C’est une annonce qui a fait lever plus d’un sourcil dans les milieux économiques. La Société Équatoriale des Mines (SEM) veut multiplier par près de quatre-vingt son chiffre d’affaires actuel, passant de 6,3 milliards de fcfa à 500 milliards par an d’ici 2030. L’objectif, présenté au ministre des Mines et des Ressources géologiques, Gilles Nembé, s’inscrit dans le cadre du nouveau plan stratégique quinquennal 2026-2030. Sur le papier, le projet vise à faire de la SEM un acteur minier industriel de référence sur le continent. Mais à y regarder de plus près, cette ambition, pour le moins spectaculaire, se heurte à une série de réalités bien plus prosaïques.
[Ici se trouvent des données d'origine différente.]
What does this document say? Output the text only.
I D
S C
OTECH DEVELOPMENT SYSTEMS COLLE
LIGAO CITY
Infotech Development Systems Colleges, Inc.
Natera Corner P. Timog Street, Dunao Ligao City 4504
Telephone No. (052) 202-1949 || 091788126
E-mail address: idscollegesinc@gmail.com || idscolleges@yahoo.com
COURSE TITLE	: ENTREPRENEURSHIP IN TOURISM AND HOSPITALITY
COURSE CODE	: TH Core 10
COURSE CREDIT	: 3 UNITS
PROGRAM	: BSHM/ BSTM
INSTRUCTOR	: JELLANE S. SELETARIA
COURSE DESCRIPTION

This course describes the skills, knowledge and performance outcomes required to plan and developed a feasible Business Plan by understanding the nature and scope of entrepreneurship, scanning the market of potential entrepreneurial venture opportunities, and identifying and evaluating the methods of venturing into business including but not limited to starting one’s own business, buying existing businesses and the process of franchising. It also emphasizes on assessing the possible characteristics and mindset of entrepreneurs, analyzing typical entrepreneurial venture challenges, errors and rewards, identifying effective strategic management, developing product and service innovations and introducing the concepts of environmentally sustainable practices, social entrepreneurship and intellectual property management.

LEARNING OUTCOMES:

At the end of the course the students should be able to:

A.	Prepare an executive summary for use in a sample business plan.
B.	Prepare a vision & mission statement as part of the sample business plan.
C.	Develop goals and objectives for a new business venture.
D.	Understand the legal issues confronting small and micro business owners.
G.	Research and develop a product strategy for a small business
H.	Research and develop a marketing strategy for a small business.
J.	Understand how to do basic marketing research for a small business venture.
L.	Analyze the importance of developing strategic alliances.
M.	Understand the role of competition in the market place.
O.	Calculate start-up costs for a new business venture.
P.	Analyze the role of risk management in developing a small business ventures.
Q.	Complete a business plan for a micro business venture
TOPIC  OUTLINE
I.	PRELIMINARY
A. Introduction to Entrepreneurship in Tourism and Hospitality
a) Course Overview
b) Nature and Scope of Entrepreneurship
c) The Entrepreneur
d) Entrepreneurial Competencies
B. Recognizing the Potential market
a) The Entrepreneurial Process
Créée en 2011 pour porter les intérêts miniers de l’État, la SEM peine toujours à trouver son rythme de croisière. Son chiffre d’affaires, resté modeste, ne reflète pas la richesse potentielle du sous-sol gabonais. Pis, l’entreprise traîne une réputation d’opacité qui lui colle à la peau. La tenue tardive de son premier conseil d’administration, en 2022 seulement, en est le symbole. Les observateurs pointent également une gouvernance floue, marquée par une faible communication publique, une absence d’états financiers régulièrement publiés et une dépendance accrue à la tutelle ministérielle.
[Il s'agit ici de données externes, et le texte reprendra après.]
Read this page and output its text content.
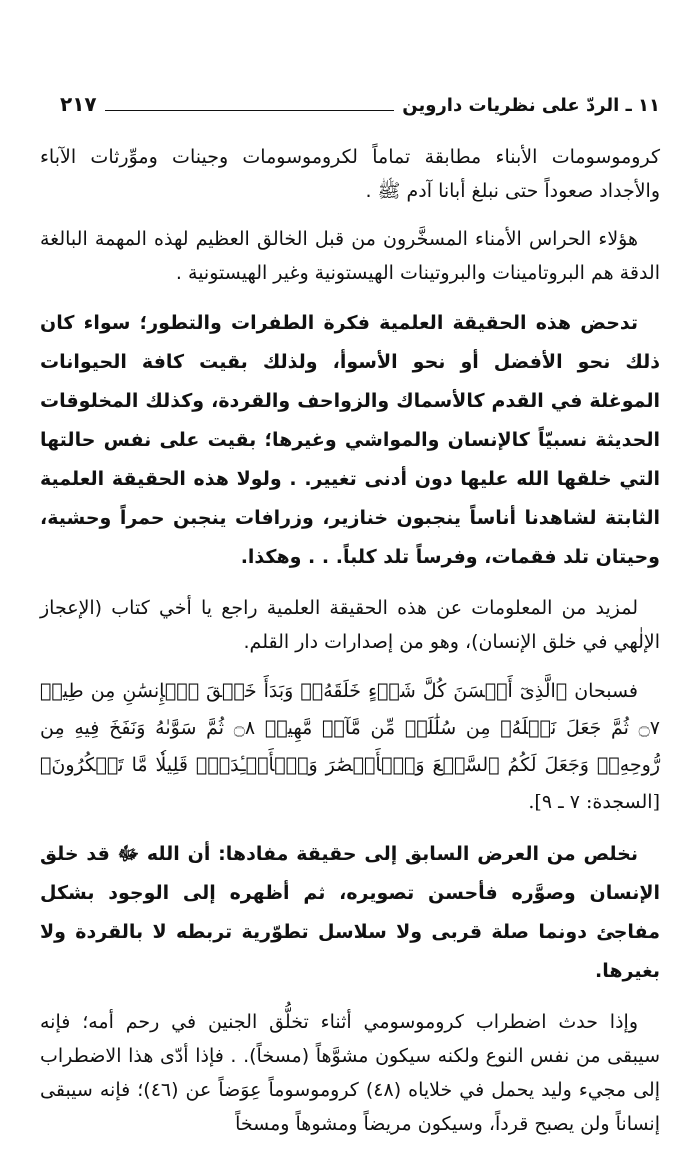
١١ ـ الردّ على نظريات داروين
٢١٧

كروموسومات الأبناء مطابقة تماماً لكروموسومات وجينات وموِّرثات الآباء والأجداد صعوداً حتى نبلغ أبانا آدم ﷺ .

هؤلاء الحراس الأمناء المسخَّرون من قبل الخالق العظيم لهذه المهمة البالغة الدقة هم البروتامينات والبروتينات الهيستونية وغير الهيستونية .

تدحض هذه الحقيقة العلمية فكرة الطفرات والتطور؛ سواء كان ذلك نحو الأفضل أو نحو الأسوأ، ولذلك بقيت كافة الحيوانات الموغلة في القدم كالأسماك والزواحف والقردة، وكذلك المخلوقات الحديثة نسبيّاً كالإنسان والمواشي وغيرها؛ بقيت على نفس حالتها التي خلقها الله عليها دون أدنى تغيير. . ولولا هذه الحقيقة العلمية الثابتة لشاهدنا أناساً ينجبون خنازير، وزرافات ينجبن حمراً وحشية، وحيتان تلد فقمات، وفرساً تلد كلباً. . . وهكذا.

لمزيد من المعلومات عن هذه الحقيقة العلمية راجع يا أخي كتاب (الإعجاز الإلٰهي في خلق الإنسان)، وهو من إصدارات دار القلم.

فسبحان ﴿الَّذِىٓ أَحۡسَنَ كُلَّ شَىۡءٍ خَلَقَهُۥۖ وَبَدَأَ خَلۡقَ ٱلۡإِنسَٰنِ مِن طِينٖ ۝٧ ثُمَّ جَعَلَ نَسۡلَهُۥ مِن سُلَٰلَةٖ مِّن مَّآءٖ مَّهِينٖ ۝٨ ثُمَّ سَوَّىٰهُ وَنَفَخَ فِيهِ مِن رُّوحِهِۦۖ وَجَعَلَ لَكُمُ ٱلسَّمۡعَ وَٱلۡأَبۡصَٰرَ وَٱلۡأَفۡـِٔدَةَۚ قَلِيلٗا مَّا تَشۡكُرُونَ﴾ [السجدة: ٧ ـ ٩].

نخلص من العرض السابق إلى حقيقة مفادها: أن الله ﷻ قد خلق الإنسان وصوَّره فأحسن تصويره، ثم أظهره إلى الوجود بشكل مفاجئ دونما صلة قربى ولا سلاسل تطوّرية تربطه لا بالقردة ولا بغيرها.

وإذا حدث اضطراب كروموسومي أثناء تخلُّق الجنين في رحم أمه؛ فإنه سيبقى من نفس النوع ولكنه سيكون مشوَّهاً (مسخاً). . فإذا أدّى هذا الاضطراب إلى مجيء وليد يحمل في خلاياه (٤٨) كروموسوماً عِوَضاً عن (٤٦)؛ فإنه سيبقى إنساناً ولن يصبح قرداً، وسيكون مريضاً ومشوهاً ومسخاً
Sur le terrain, les faiblesses sont structurelles. Les ressources minières identifiées par la SEM ne sont pas encore certifiées selon les standards internationaux, ce qui rend toute valorisation économique fragile. Les ressources humaines, elles, sont insuffisantes, notamment dans les métiers d’ingénierie minière et de géologie. Pourtant selon des sources internes, l’entreprise reconnaît elle-même, dans son plan stratégique, un « déficit de compétences critiques ». Et sans partenaires solides ni investissements massifs, difficile d’imaginer comment la SEM pourra en si peu de temps transformer son modèle économique.
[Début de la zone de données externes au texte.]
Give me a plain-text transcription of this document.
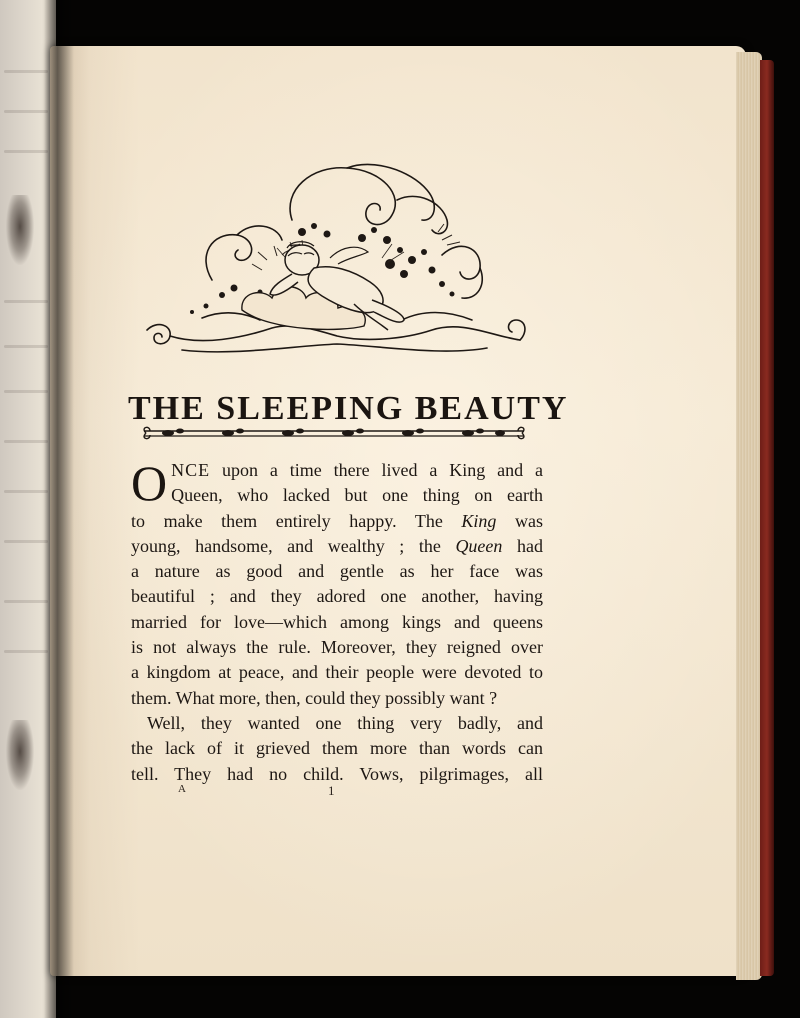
THE SLEEPING BEAUTY
ONCE upon a time there lived a King and a
Queen, who lacked but one thing on earth
to make them entirely happy. The King was
young, handsome, and wealthy ; the Queen had
a nature as good and gentle as her face was
beautiful ; and they adored one another, having
married for love—which among kings and queens
is not always the rule. Moreover, they reigned over
a kingdom at peace, and their people were devoted to
them. What more, then, could they possibly want ?
Well, they wanted one thing very badly, and
the lack of it grieved them more than words can
tell. They had no child. Vows, pilgrimages, all
A	1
Pour espérer atteindre les 500 milliards visés, la SEM devra non seulement exploiter de nouveaux gisements, mais surtout bâtir la confiance des investisseurs, du marché, et du citoyen gabonais. Or, la transparence, la rigueur comptable et la gouvernance demeurent ses plus grands défis. Tant que ces chantiers ne seront pas solidement engagés, la promesse d’un chiffre d’affaires multiplié par 80 relèvera moins d’une stratégie économique que d’un exercice d’optimisme institutionnel.